One of the hardest thing to do it prevent something from happening when you don’t know when it might happen or who will try to make it happen. As a Database Administrator, you have to be aware that data breaching might happen and take reasonable precautions to prevent them. According to the 2016 study by IBM, 60% of database attacks are insiders (people using approved network credentials) looking to access or steal corporate data.

There are some basic steps you should execute to help prevent unauthorized access to your database environment.

  1. Enforce Privileges – As an employee starts their tenure at a company, they are usually given the exact correct privileges for their position. The longer the employee is with a company, the correct privileges start to vary from the effective privileges, until eventually the employee has the wrong access privileges.  You need to make sure those initial access rights are correct from day one, and that you periodically review the access rights for every employee. If there is any question about the correct privileges, you should contact their supervisor and document the correct level of access.

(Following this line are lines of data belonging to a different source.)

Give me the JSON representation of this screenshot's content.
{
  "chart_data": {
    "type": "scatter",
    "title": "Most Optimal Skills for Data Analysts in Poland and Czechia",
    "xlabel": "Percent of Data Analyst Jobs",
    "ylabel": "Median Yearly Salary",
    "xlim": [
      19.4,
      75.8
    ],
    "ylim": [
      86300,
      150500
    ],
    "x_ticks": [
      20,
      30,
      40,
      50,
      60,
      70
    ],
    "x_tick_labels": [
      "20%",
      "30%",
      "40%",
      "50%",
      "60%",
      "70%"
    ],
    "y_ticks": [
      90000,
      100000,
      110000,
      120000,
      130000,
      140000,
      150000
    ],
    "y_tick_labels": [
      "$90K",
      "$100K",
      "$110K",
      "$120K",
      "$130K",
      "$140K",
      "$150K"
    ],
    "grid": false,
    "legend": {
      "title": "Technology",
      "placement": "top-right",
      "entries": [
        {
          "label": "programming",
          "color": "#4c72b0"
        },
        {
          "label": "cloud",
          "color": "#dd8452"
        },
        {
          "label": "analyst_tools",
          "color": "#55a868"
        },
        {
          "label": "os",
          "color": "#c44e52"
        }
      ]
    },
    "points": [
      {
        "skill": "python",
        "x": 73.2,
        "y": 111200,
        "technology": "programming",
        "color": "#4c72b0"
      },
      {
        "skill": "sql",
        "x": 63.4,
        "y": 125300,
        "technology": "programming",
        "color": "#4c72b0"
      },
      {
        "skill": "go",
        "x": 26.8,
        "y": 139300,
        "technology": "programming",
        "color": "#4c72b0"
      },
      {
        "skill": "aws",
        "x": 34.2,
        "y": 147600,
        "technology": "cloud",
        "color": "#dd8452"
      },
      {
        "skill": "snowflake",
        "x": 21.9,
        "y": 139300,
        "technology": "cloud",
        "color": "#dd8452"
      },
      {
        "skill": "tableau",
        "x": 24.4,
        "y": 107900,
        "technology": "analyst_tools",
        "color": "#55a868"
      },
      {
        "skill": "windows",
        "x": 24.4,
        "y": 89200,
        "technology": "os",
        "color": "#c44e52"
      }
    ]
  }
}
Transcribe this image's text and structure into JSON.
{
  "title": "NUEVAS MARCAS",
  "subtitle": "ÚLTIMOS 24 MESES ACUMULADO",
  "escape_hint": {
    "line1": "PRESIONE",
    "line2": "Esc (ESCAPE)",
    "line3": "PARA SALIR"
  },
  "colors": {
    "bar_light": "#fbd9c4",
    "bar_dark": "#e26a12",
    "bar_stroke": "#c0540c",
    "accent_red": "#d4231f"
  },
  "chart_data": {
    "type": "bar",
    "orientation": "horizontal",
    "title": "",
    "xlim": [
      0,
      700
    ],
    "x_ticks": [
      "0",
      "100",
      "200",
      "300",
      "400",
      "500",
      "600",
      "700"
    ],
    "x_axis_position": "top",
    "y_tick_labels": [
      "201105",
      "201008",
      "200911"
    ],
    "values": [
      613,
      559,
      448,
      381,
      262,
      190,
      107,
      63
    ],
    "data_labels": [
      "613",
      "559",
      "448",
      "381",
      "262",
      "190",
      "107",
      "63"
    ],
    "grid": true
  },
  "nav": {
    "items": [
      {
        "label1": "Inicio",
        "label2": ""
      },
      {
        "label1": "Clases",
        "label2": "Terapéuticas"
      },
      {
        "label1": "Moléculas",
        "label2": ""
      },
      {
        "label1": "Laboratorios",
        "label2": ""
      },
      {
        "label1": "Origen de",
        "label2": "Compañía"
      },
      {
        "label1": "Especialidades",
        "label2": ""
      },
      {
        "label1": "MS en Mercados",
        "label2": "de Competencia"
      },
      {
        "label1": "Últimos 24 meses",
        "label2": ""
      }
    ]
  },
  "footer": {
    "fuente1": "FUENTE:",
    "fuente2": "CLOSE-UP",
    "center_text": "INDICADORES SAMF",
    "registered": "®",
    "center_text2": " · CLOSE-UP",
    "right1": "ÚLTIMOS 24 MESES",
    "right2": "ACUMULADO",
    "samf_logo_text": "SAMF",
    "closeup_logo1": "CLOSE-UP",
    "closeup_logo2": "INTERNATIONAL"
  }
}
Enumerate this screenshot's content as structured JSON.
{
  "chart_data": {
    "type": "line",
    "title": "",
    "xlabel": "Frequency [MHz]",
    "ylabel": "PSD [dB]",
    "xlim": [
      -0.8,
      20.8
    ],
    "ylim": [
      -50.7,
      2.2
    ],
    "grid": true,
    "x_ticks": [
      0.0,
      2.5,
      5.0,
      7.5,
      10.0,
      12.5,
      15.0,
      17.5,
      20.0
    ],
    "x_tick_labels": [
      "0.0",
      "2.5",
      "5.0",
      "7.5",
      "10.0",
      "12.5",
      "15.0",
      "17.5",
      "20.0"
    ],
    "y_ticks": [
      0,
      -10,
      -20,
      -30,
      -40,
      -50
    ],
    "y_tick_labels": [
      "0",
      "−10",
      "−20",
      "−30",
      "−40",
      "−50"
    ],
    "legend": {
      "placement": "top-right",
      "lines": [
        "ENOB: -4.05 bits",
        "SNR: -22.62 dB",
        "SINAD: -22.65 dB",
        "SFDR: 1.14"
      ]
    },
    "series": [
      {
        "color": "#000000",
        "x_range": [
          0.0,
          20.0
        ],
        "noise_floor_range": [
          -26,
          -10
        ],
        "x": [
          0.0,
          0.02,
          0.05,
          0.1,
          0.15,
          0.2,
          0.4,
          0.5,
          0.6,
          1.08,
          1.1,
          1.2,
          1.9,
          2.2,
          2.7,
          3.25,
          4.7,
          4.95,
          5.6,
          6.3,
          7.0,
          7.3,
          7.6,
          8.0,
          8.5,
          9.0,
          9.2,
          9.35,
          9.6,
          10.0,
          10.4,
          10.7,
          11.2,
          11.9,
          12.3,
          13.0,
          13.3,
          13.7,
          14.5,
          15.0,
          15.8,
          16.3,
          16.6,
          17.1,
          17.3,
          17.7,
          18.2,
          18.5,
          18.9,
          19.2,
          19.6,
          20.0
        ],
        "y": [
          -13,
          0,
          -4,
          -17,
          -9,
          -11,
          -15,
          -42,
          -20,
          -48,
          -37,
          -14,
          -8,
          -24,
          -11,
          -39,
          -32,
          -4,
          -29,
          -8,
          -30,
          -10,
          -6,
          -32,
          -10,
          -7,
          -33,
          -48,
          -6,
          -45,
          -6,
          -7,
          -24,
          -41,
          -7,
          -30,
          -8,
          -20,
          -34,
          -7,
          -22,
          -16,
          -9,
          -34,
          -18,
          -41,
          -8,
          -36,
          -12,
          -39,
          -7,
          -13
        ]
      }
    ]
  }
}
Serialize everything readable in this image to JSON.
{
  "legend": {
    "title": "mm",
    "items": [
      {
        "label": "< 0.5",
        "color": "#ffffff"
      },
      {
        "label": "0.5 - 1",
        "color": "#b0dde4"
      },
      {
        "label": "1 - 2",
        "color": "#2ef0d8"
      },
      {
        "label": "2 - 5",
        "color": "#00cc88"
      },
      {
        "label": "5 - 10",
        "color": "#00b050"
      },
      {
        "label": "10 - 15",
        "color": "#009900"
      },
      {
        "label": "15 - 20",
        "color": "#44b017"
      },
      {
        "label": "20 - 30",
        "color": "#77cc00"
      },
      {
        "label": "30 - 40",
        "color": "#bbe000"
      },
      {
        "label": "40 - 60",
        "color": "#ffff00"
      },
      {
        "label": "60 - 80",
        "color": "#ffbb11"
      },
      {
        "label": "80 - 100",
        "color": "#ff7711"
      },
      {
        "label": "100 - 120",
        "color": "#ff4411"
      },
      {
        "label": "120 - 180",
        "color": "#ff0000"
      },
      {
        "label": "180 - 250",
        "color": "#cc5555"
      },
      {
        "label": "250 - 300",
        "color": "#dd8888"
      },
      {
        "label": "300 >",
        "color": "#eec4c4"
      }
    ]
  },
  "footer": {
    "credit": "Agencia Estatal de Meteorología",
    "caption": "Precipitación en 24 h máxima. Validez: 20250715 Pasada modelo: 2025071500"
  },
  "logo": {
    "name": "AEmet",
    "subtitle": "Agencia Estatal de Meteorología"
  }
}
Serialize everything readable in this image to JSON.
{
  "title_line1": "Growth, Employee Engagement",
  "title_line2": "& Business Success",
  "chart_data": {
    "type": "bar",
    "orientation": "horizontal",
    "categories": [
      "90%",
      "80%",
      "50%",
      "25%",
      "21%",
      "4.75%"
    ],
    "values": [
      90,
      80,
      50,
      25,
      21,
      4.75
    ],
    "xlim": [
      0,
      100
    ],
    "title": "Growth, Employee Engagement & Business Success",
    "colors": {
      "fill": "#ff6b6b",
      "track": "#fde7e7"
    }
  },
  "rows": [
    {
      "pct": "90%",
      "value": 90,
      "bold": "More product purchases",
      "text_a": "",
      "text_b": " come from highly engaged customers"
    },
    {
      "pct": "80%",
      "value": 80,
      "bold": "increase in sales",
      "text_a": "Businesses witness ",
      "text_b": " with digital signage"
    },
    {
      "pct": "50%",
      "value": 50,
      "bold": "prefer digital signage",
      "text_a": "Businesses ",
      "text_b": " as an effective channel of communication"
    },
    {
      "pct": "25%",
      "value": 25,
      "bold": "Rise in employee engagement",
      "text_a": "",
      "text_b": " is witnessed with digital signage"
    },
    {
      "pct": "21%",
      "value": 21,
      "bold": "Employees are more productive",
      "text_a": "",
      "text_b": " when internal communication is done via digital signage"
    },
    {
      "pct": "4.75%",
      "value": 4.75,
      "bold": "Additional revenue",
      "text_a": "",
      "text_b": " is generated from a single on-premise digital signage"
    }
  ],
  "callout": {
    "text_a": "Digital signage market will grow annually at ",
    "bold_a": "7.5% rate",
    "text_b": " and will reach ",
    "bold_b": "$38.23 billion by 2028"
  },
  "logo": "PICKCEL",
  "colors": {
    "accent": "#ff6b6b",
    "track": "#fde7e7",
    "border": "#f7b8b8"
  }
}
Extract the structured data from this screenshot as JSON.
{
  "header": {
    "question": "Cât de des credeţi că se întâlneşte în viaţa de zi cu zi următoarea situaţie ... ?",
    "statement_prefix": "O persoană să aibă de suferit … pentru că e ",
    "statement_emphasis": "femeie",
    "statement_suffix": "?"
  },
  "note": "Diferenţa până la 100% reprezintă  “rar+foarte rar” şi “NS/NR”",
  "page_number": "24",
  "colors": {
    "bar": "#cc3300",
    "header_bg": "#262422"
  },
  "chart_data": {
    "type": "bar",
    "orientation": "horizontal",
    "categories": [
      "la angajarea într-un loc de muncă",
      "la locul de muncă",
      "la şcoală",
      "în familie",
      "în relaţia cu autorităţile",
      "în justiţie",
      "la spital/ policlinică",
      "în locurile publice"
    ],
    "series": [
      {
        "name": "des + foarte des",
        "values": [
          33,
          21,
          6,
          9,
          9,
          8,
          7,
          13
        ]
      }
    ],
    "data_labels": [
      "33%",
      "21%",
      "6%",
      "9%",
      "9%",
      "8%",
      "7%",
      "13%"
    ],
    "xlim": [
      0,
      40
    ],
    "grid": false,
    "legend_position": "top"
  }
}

  2. Database Discovery – People are busy, and don’t always pay attention when new database instances are created. The people who manage the databases are often times not the people who install the software, so this can lead to an environment where there are unauthorized or poorly configured database instances. Database discovery is a crucial first step for avoiding security issues, so you should scan your environment for new database instances as often as possible. The amount of change in your environment will dictate how often you should search for new database instances, but the minimum is annually.
  3. Connection EncryptionEncrypting the connection between the user and the database can help prevent man-in-the-middle attacks.
  4. Strong Password – You should expect the same password strength for your databases as you expect on the network. If possible, use Windows Authentication instead of SQL Server Authentication. This will help enforce the same password strength as your network password, and you must verify that the network settings are using best practice strength requirements.
  5. Detect Compromised Credentials – It is estimated that 60% of companies cannot detect compromised credentials, based on a study by solution vendor Rapid7. Since authorized individuals use databases in a predictable way, abnormal or unauthorized access will be detected and you can be alerted.  There are security appliances that can catch unusual or unwanted user access based solely on algorithm analysis, preventing a possible  data breach.